The practical solution is that Lisa has the login credentials for every account. She can log in and use the miles directly. That's not fraud; it's access. But she has to know the accounts exist, know the credentials, and know which ones are expiring soonest. United Travel Bank has about $3,200 that expires in roughly two years. Lifemiles and Air France have short expiration windows. The memo flags these specifically.

This section requires more frequent updating than anything else. If I'm mid-spend on a new card, chasing a 75,000-point bonus that requires $15,000 in purchases over three months, Lisa needs to know that. She needs to know which card, what the threshold is, how far along we are, and what happens if the spending stops. Missing a bonus threshold because I died and nobody knew we were working toward it is a bad outcome. It's also an avoidable one.

It's not uncommon for me to be working toward another million points over the course of 60 to 90 days, with free hotel nights accumulating in parallel and transfer bonuses expiring on their own schedule. All of those pieces are moving all the time. A once-a-month update doesn't cover it. When the financial picture is actively changing, the memo changes with it.

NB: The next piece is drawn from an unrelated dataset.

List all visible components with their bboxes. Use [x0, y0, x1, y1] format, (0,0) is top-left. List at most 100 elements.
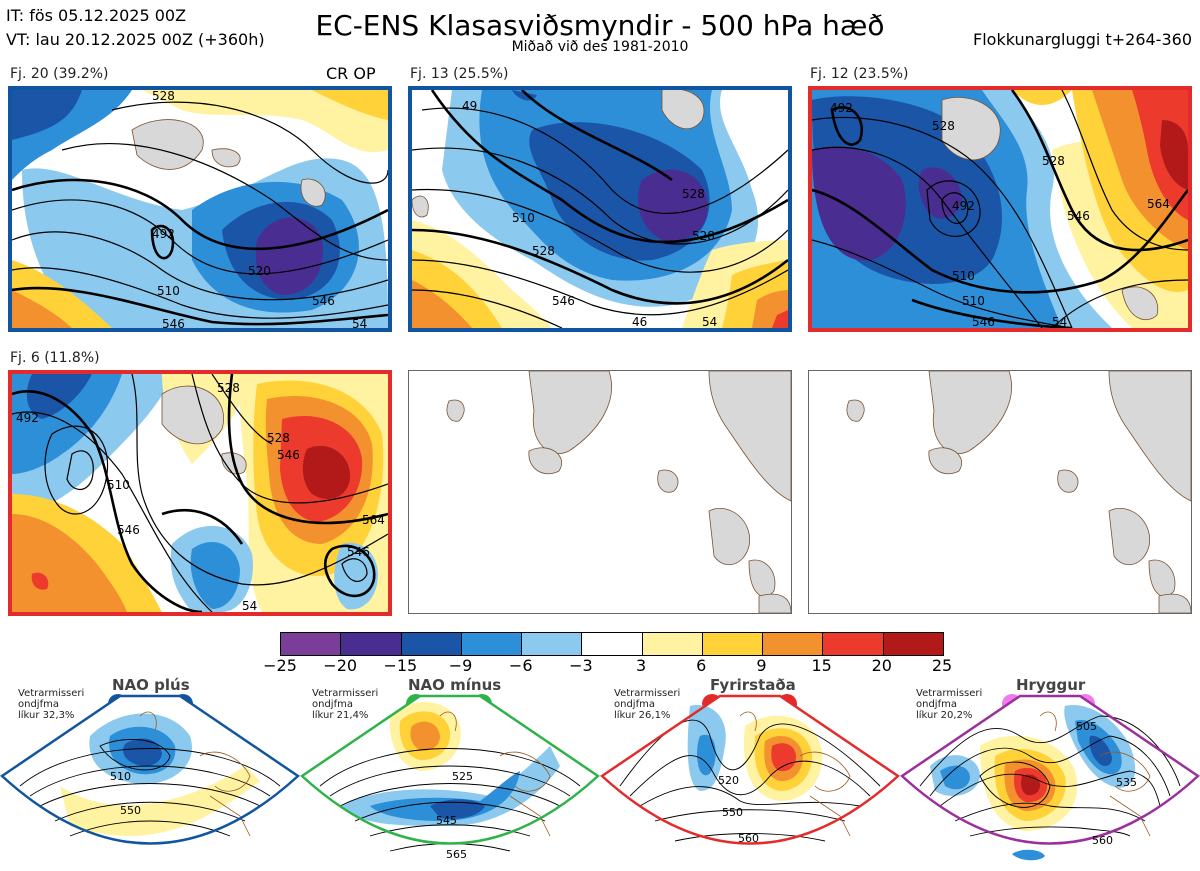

One detail most people miss: the memo should specify which card to use to finish which spend, and where that card physically is. Login credentials are useful. A card that's locked in a hospital bag in a foreign country is not.

What the Memo Can't Do

I want to be honest about this, because the honest version is more useful than the reassuring one.

The memo covers what can be figured out in advance. It doesn't cover everything.

If I die in Kathmandu — and we've been there, and it's not an abstract place — bodies move to the burning ghats within hours. That's the local arrangement. It may or may not align with what you'd want. Shipping a body internationally is a bureaucratic and logistical undertaking that no document prepares you for, and the decisions involved are partly practical, partly cultural, partly just things you have to figure out in the moment in a foreign country where you don't speak the language and you're in shock.

Do you know the ambulance number for the country you're currently in? Not 911 — the actual local number. There are apps that give you this. We keep one on our phones. But that's not in the memo either, because the memo is about what happens after, not what happens during.

Covering what can be covered — financial accounts, insurance policies, legal contacts, digital access, the storage unit code — removes a substantial amount of chaos from an already chaotic situation. It doesn't eliminate it. It just takes a significant piece of it off the table.

Making One

The mechanics are less important than the decision to do it. Whatever format you use, wherever you store it, the goal is that your partner can find it, access it, and understand it without calling you for help.

It took me a while to understand why I started the memo before we ever left home, when my life was comparatively simple. The answer is that I've never assumed I had unlimited time. My family has a way of leaving early, and I've been watching that pattern long enough to take it seriously without being paralyzed by it.

The travel, the nomad life, the relentless forward motion — they're all part of the same response to the same information. You go, because the going is the point. And you build the memo, because someone you love is going with you and deserves not to be left standing in a foreign city holding nothing but questions.

That's not morbid. That's just love with a checklist attached.